Lordship, State Formation and Local Authority in Late Medieval and Early Modern England by Spike Gibbs Pdf

Providing a new narrative of how local authority and social structures adapted in response to the decline of lordship and the process of state formation, Spike Gibbs uses manorial officeholding – where officials were chosen from among tenants to help run the lord's manorial estate – as a prism through which to examine political and social change in the late medieval and early modern English village. Drawing on micro-studies of previously untapped archival records, the book spans the medieval/early modern divide to examine changes between 1300 and 1650. In doing so, Gibbs demonstrates the vitality of manorial structures across the medieval and early modern era, the active and willing participation of tenants in these frameworks, and the way this created inequalities within communities. This title is part of the Flip it Open Programme and may also be available Open Access. Check our website Cambridge Core for details.

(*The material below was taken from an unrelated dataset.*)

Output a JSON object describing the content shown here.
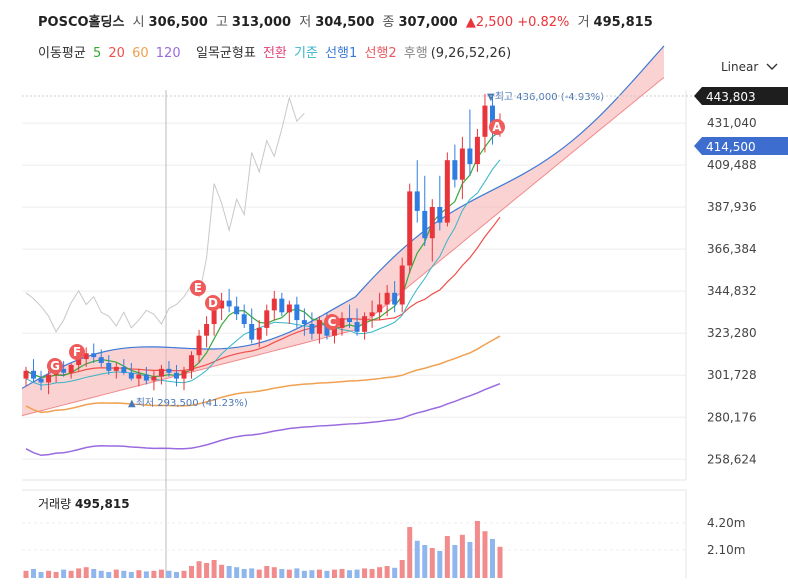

Argument and Authority in Early Modern England

Author : Conal Condren
Publisher : Cambridge University Press
Page : 428 pages
File Size : 42,8 Mb
Release : 2006-03-17
Category : History
ISBN : 0521859085

Get Book

Argument and Authority in Early Modern England by Conal Condren Pdf

A radical reappraisal of the character of moral and political theory in early modern England.

Printed Pandemonium

Author : Michel Reinders
Publisher : BRILL
Page : 283 pages
File Size : 49,9 Mb
Release : 2013-01-28
Category : Political Science
ISBN : 9789004243170

Get Book

Printed Pandemonium by Michel Reinders Pdf

Printed Pandemonium is a fresh take on one of the most violent political upheavals in early modern history: the popular riots, the political murders and the brutal purifications of local governments in the Dutch Republic during the so-called ‘Year of Disaster’ 1672. Printed Pandemonium gives an insight into the relationship between political event and political communication in the early modern world. The popular revolts of 1672 were the work of ‘normal’ citizens who rioted and killed, but also politically participated by reading, writing and debating hundreds of different pamphlets and petitions that were put on the market during that momentous year. In total somewhere between one and two million pamphlets flooded the Dutch Republic in 1672. This study is the first analysis of all these pamphlets.